In contrast to Gentry, this wasn’t a guy who looked old because he didn’t take care of himself. No, this was a senior citizen, certainly over seventy.
Instinctively, Dez moved his fingers toward the Ruger.
“No need for that,” the old man said. The voice was scratchy but friendly enough. The man stood thirty yards away, his plaid shirt a combination of mustard yellow and navy blue. The man wore blue jeans, quite faded, and had a longish white growth of beard. Though the man’s general appearance was a bit ragged, in this terrible new world he was an exemplar of good grooming.
This should have reassured Dez, but its effect was the opposite. True, if the man were wild and unkempt like Gentry had been, it meant he was desperate to survive. Desperation made people do hideous things.
But the ones who didn’t look desperate were almost certainly monsters.
Monsters didn’t need to worry about surviving.
The old man regarded him in silence. No weapon that Dez could see. No sign of confederates, but that didn’t mean anything. If you weren’t deft at sneaking around, you were either at the top of the food chain or you were dead.
The old man asked, “You a maneater?”
Dez hesitated. “Are you?”
“I own this grove,” the old man said. “A hundred-and-sixty acres in all.”
When Dez didn’t speak, the old man added, “Was over a thousand before I had to sell some off.”
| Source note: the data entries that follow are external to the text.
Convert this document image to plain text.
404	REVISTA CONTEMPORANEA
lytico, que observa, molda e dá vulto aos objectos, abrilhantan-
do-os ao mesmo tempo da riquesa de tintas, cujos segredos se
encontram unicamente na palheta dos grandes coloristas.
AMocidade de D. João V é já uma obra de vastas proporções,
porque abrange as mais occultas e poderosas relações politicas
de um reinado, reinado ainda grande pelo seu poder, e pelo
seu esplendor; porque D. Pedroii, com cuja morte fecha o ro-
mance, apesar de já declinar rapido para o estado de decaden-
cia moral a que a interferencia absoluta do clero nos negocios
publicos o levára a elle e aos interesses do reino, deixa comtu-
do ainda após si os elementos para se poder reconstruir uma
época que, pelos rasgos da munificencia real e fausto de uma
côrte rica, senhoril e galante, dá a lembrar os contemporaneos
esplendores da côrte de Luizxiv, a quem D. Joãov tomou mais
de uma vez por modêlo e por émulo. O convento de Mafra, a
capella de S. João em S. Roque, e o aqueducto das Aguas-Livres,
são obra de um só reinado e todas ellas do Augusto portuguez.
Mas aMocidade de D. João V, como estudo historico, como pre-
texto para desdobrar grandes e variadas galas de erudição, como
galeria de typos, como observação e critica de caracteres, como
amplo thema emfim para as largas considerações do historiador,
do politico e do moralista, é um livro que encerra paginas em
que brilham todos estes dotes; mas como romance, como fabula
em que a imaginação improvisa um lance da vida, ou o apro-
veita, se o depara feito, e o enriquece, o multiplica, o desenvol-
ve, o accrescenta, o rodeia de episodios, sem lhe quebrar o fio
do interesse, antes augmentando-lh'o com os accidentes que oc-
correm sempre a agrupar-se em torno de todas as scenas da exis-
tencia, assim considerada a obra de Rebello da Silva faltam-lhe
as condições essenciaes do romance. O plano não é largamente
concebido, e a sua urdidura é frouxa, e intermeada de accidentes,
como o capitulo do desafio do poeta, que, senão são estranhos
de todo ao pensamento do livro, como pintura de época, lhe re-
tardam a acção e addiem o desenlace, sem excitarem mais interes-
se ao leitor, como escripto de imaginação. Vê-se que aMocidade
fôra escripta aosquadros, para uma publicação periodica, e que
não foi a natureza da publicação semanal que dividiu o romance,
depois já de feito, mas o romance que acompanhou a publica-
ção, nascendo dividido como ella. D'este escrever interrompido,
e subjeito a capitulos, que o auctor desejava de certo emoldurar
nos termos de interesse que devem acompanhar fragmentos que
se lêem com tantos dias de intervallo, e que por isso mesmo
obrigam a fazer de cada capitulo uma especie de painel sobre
“Am I supposed to feel bad for you? Want me to organize a benefit concert on your behalf?”
Unexpectedly, the old man broke into a grin. “It’d be you and me sitting on my front lawn drinking moonshine and munching on popcorn.”
Though it made him feel pitiful, Dez’s saliva glands responded to the thought of popcorn. He imagined his old life, a movie theater tub, yellow and glistening and wet as hell with all the greasy shit they pumped over it. Half a tub invariably gave him a gut ache, and invariably, he ate it down another couple inches before stopping. Then he’d smuggle the dregs home with him and devour those before bed and wake up at three a.m., dehydrated, the sodium count in his blood approaching toxic levels and his mouth as dry as a blighted cornhusk.